Cities need to focus on the humanity and the agency of the people living there regardless of socioeconomic status, says writer and activist OluTimehin Adegbeye. She poses some important questions we should ask about cities: “How are they run?”, “How do they grow?” and most importantly, “How do they decide who belongs and who doesn’t?”
“The only cities worth building—indeed the only futures worth dreaming of—are those that include all of us, no matter who we are or how we make homes for ourselves,” she says.
Adegbeye draws from her experiences in Lagos, Nigeria to illustrate some of the relatable and contradictory elements of city life. She points out that what gives a city its charm are often the people society deems as the problem. Unsanctioned housing, commerce, and transportation are imperfect yet organic solutions to the societal needs that as a collective, we have failed to provide.

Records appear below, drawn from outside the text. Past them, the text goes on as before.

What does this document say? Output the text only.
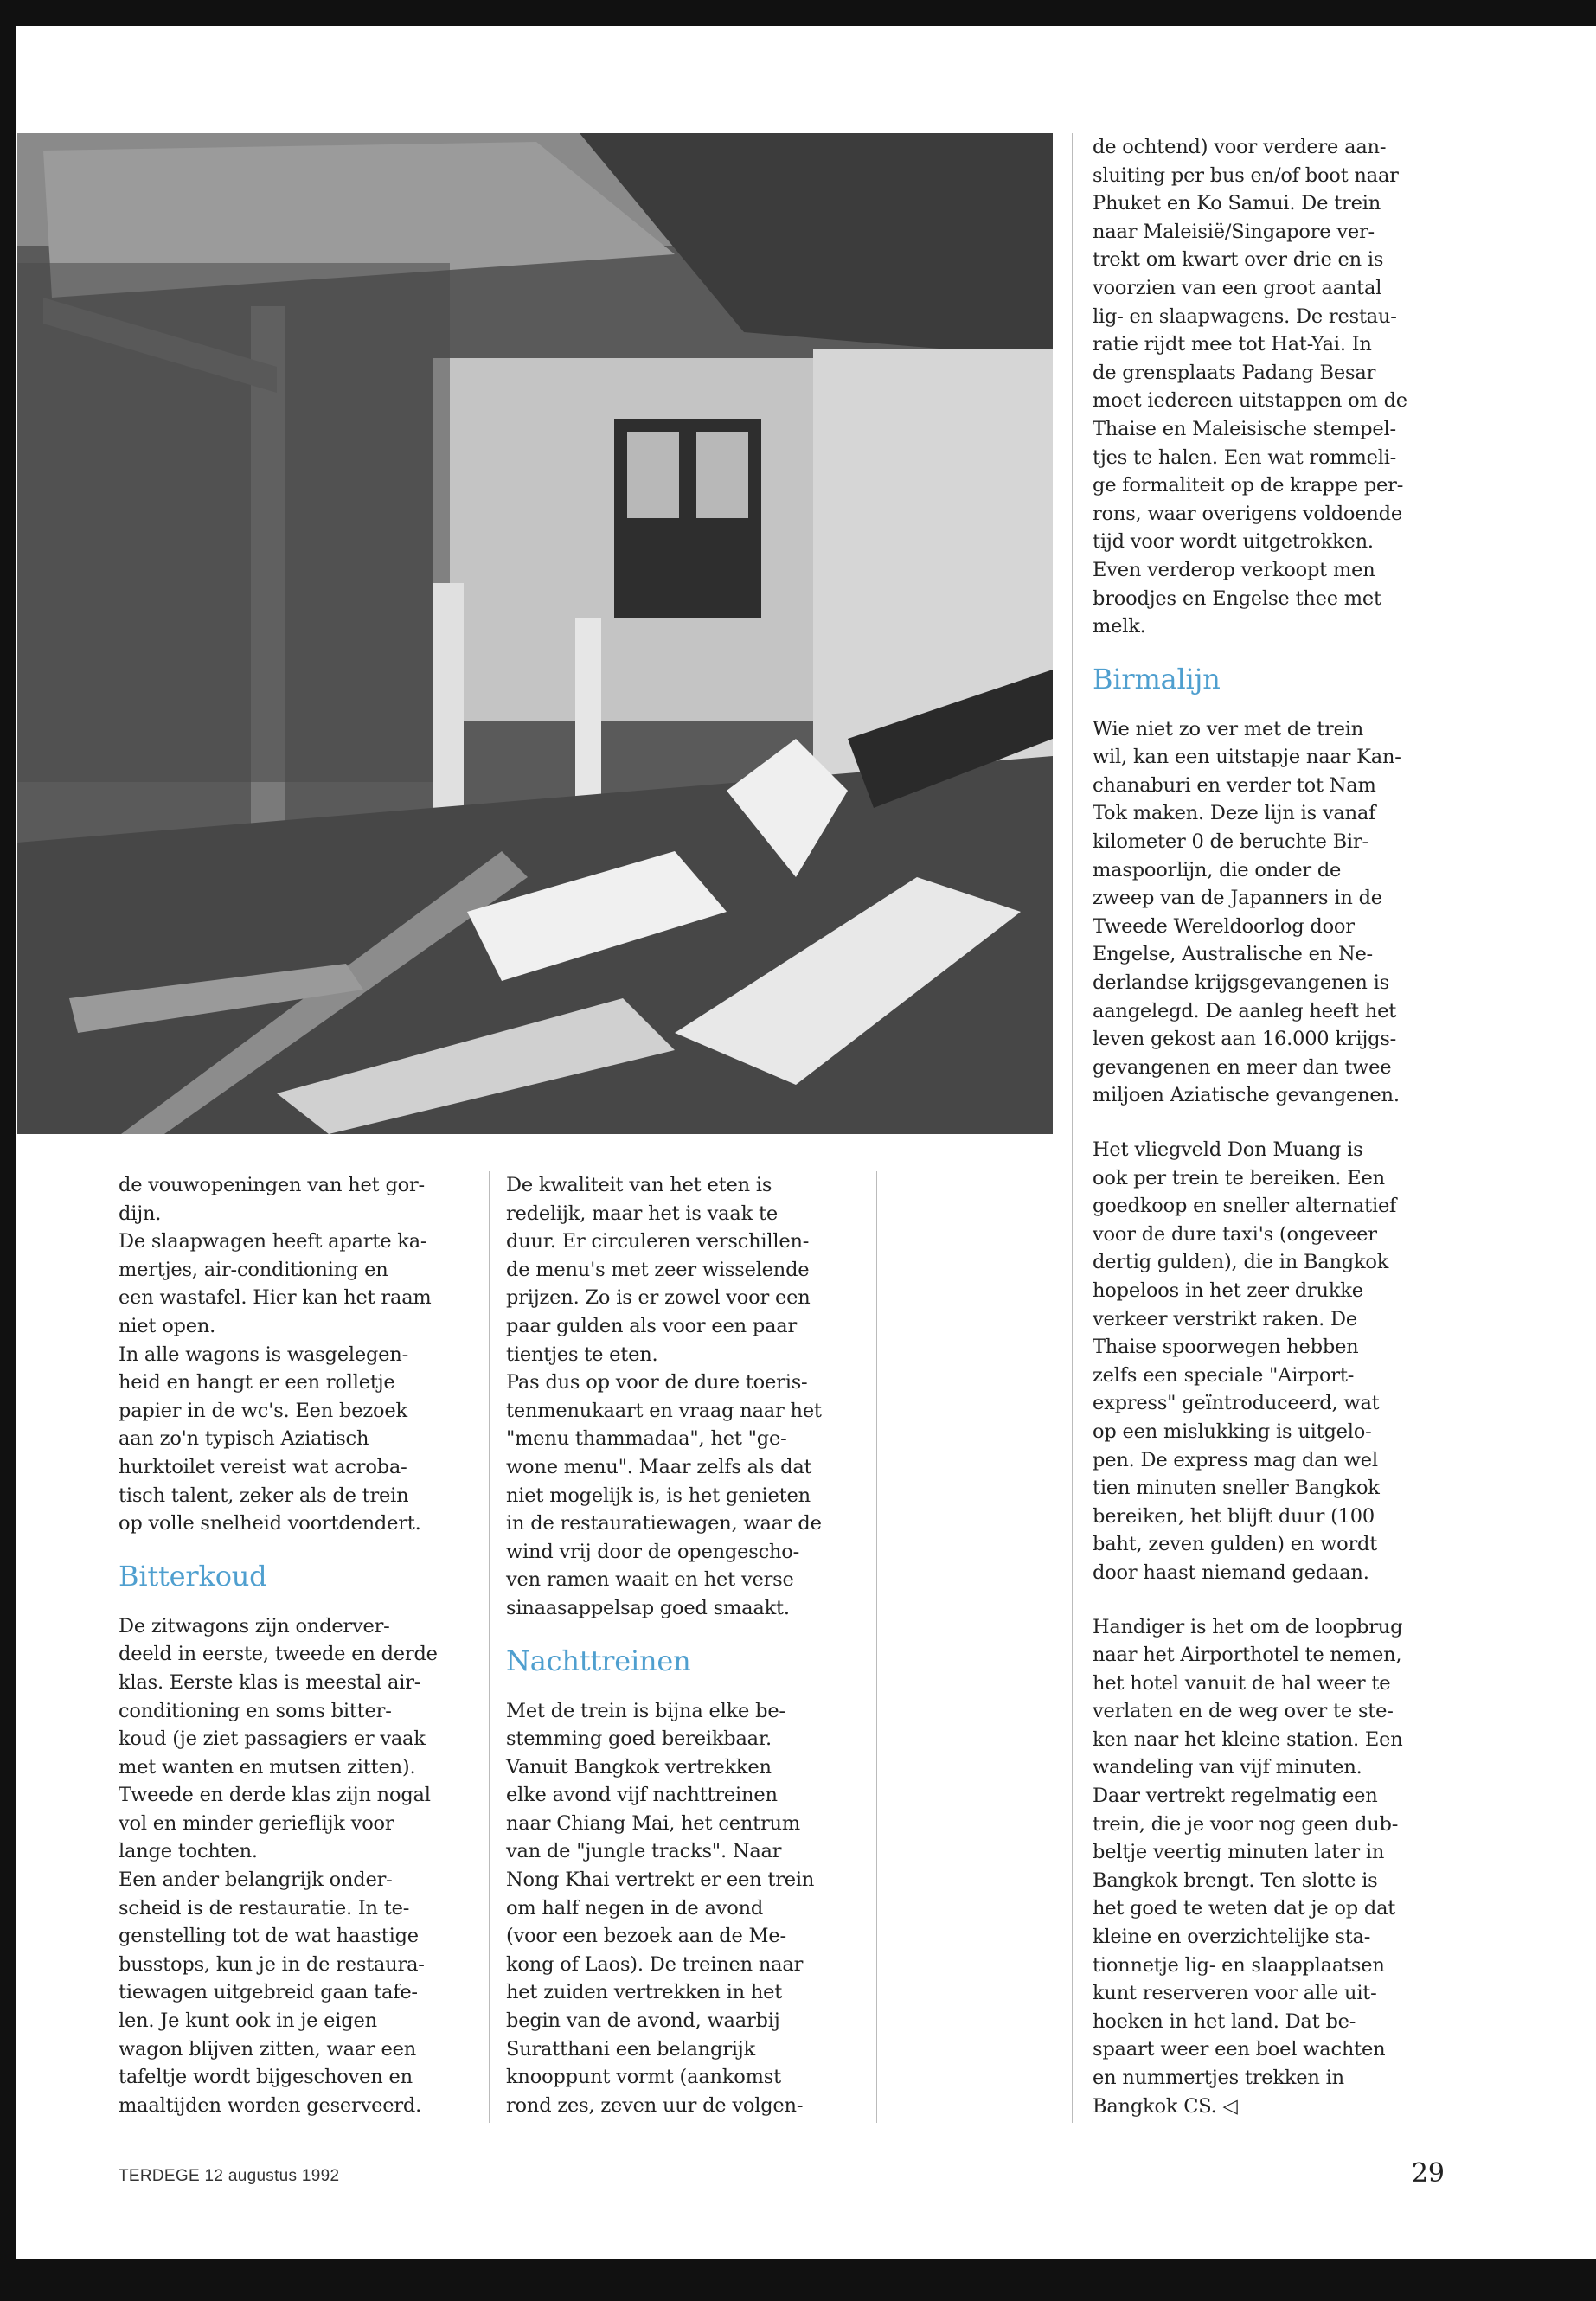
de vouwopeningen van het gor-
dijn.
De slaapwagen heeft aparte ka-
mertjes, air-conditioning en
een wastafel. Hier kan het raam
niet open.
In alle wagons is wasgelegen-
heid en hangt er een rolletje
papier in de wc's. Een bezoek
aan zo'n typisch Aziatisch
hurktoilet vereist wat acroba-
tisch talent, zeker als de trein
op volle snelheid voortdendert.

Bitterkoud

De zitwagons zijn onderver-
deeld in eerste, tweede en derde
klas. Eerste klas is meestal air-
conditioning en soms bitter-
koud (je ziet passagiers er vaak
met wanten en mutsen zitten).
Tweede en derde klas zijn nogal
vol en minder gerieflijk voor
lange tochten.
Een ander belangrijk onder-
scheid is de restauratie. In te-
genstelling tot de wat haastige
busstops, kun je in de restaura-
tiewagen uitgebreid gaan tafe-
len. Je kunt ook in je eigen
wagon blijven zitten, waar een
tafeltje wordt bijgeschoven en
maaltijden worden geserveerd.

De kwaliteit van het eten is
redelijk, maar het is vaak te
duur. Er circuleren verschillen-
de menu's met zeer wisselende
prijzen. Zo is er zowel voor een
paar gulden als voor een paar
tientjes te eten.
Pas dus op voor de dure toeris-
tenmenukaart en vraag naar het
"menu thammadaa", het "ge-
wone menu". Maar zelfs als dat
niet mogelijk is, is het genieten
in de restauratiewagen, waar de
wind vrij door de opengescho-
ven ramen waait en het verse
sinaasappelsap goed smaakt.

Nachttreinen

Met de trein is bijna elke be-
stemming goed bereikbaar.
Vanuit Bangkok vertrekken
elke avond vijf nachttreinen
naar Chiang Mai, het centrum
van de "jungle tracks". Naar
Nong Khai vertrekt er een trein
om half negen in de avond
(voor een bezoek aan de Me-
kong of Laos). De treinen naar
het zuiden vertrekken in het
begin van de avond, waarbij
Suratthani een belangrijk
knooppunt vormt (aankomst
rond zes, zeven uur de volgen-

de ochtend) voor verdere aan-
sluiting per bus en/of boot naar
Phuket en Ko Samui. De trein
naar Maleisië/Singapore ver-
trekt om kwart over drie en is
voorzien van een groot aantal
lig- en slaapwagens. De restau-
ratie rijdt mee tot Hat-Yai. In
de grensplaats Padang Besar
moet iedereen uitstappen om de
Thaise en Maleisische stempel-
tjes te halen. Een wat rommeli-
ge formaliteit op de krappe per-
rons, waar overigens voldoende
tijd voor wordt uitgetrokken.
Even verderop verkoopt men
broodjes en Engelse thee met
melk.

Birmalijn

Wie niet zo ver met de trein
wil, kan een uitstapje naar Kan-
chanaburi en verder tot Nam
Tok maken. Deze lijn is vanaf
kilometer 0 de beruchte Bir-
maspoorlijn, die onder de
zweep van de Japanners in de
Tweede Wereldoorlog door
Engelse, Australische en Ne-
derlandse krijgsgevangenen is
aangelegd. De aanleg heeft het
leven gekost aan 16.000 krijgs-
gevangenen en meer dan twee
miljoen Aziatische gevangenen.

Het vliegveld Don Muang is
ook per trein te bereiken. Een
goedkoop en sneller alternatief
voor de dure taxi's (ongeveer
dertig gulden), die in Bangkok
hopeloos in het zeer drukke
verkeer verstrikt raken. De
Thaise spoorwegen hebben
zelfs een speciale "Airport-
express" geïntroduceerd, wat
op een mislukking is uitgelo-
pen. De express mag dan wel
tien minuten sneller Bangkok
bereiken, het blijft duur (100
baht, zeven gulden) en wordt
door haast niemand gedaan.

Handiger is het om de loopbrug
naar het Airporthotel te nemen,
het hotel vanuit de hal weer te
verlaten en de weg over te ste-
ken naar het kleine station. Een
wandeling van vijf minuten.
Daar vertrekt regelmatig een
trein, die je voor nog geen dub-
beltje veertig minuten later in
Bangkok brengt. Ten slotte is
het goed te weten dat je op dat
kleine en overzichtelijke sta-
tionnetje lig- en slaapplaatsen
kunt reserveren voor alle uit-
hoeken in het land. Dat be-
spaart weer een boel wachten
en nummertjes trekken in
Bangkok CS. ◁

TERDEGE 12 augustus 1992	29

Through a humanistic lens, we can see the informal systems created by people excluded from power in society as a display of resilience. From this perspective, slums are a response to housing deficiencies, a community-led reform program that hires local troublemakers as security gives employment opportunities to people that others wouldn’t give a second chance to, and accident-prone privately-owned buses are an answer to poorly-run public transportation.
A failure to see the humanity in people is what leads a government to believe that eradicating poverty means eliminating the poor. It’s the justification for unconstitutionally and often violently displacing people, as happened in Lagos with the demolition of waterfront settlements to make room for beachfront luxury property.
“[Forced evictions] happen so often in so many of our cities, because the first thing we are taught to forget about poor people is that they are people,” she says. “We believe that a home is a thing a person absolutely has a right to, unless the person is poor and the home is built a certain way in a certain neighborhood.”
It is also the realization that despite all the possibilities that exist in a city, those possibilities are most often determined by who you are and what connections you may have. In Adegbeye’s words, “Belonging in Lagos is a fluid concept determined by ethnic origin, sexual orientation, gender, but most visibly and often most violently, class.”
Adegbeye urges us to hold our governments—and ourselves—accountable for keeping our cities safe and liveable for every resident, regardless of the power and wealth they hold.